Operators like += and your assignment operator modify the object inplace by convention and should therefore return a reference to allow expressions like primitive types support it, since a temporary copy may vanish and cause unexpected results:
Consider this expression:
int i = 4;
int r = (i += 3) <<= 2;
The result r is 28 (added and shifted inplace).
What is the value of i? 28 too, what else.
But what if hypothetically int::operator+= would return a copy of itself instead of a reference to itself?
The result r would be 28 too.
But the value of i?
It would be 7, since the inplace left shift was applied to a temporary int returned from the addition which gets assigned to r after that.

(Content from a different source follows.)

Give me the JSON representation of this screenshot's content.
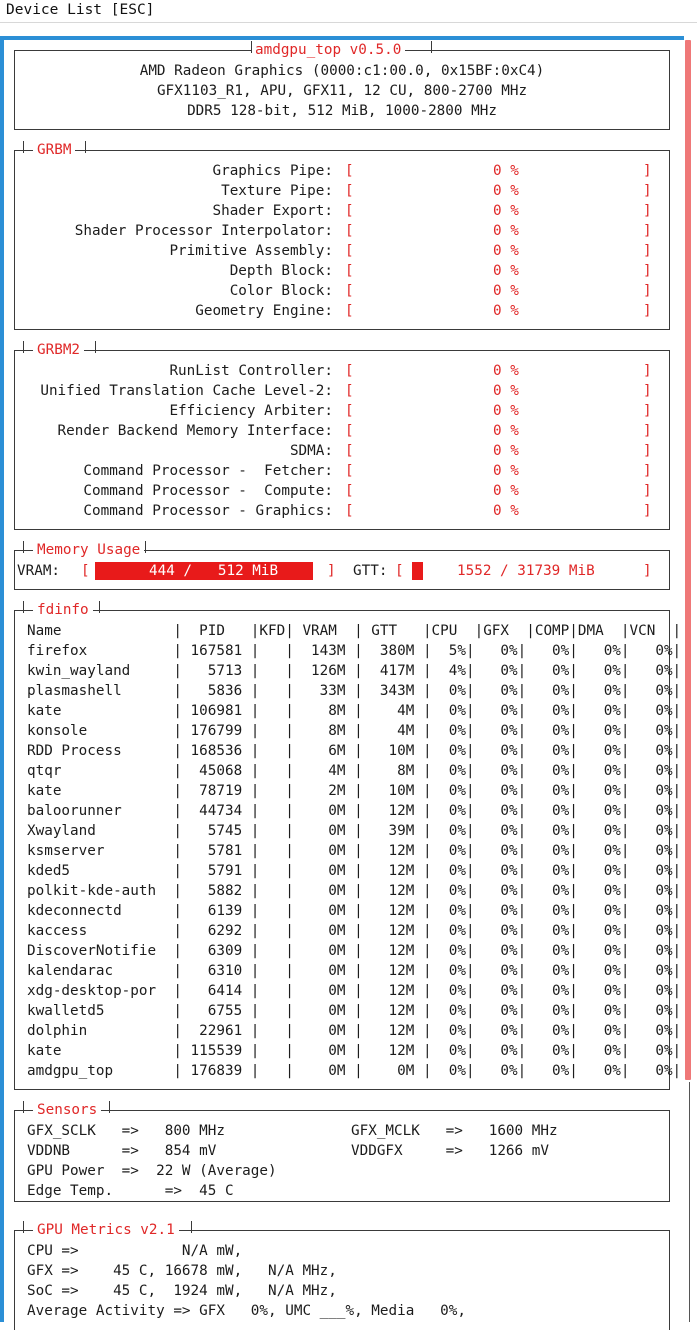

Continuing the assumption, the error may have the same effect (except for the value in i) as this expression:
int r = (i + 3) <<= 2;
But luckily, the compiler will complain, that he doesn't have an lvalue reference from (i + 3) to do the shift/assignment operation.
But play with this:
class Int
{
private:
int val;
public:
Int(int val) :
val(val)
{
}
Int operator+(const Int& other)const
{
return val + other.val;
}
Int operator+(int prim)const
{
return val + prim;
}
Int& operator+=(const Int& other)
{
val += other.val;
return *this;
}
//Error here, Int& would be correct
Int operator+=(int prim)
{
val += prim;
return *this;
}
Int operator<<(const Int& other)const
{
return val << other.val;
}
Int operator<<(int prim)const
{
return val << prim;
}
Int& operator<<=(const Int& other)
{
val <<= other.val;
return *this;
}
Int& operator<<=(int prim)
{
val <<= prim;
return *this;
}
operator int()const{
return val;
}
};
int main()
{
Int i = 4;
Int r = (i += 3) <<= 2;
cout << i;
return 0;
}
In C++ the * always means a value, in fact you can look to en English interpretation for these operators as follows:
&: the address of
*: the value of
So when you say &x it means "the address of x" and when you say *x it means "the value that x points to". So *this will always return a value.
Just be sure that the function itself that the hosts the returning is not a reference function. Please remember that in C++ you can create functions with the & or the * operators as well.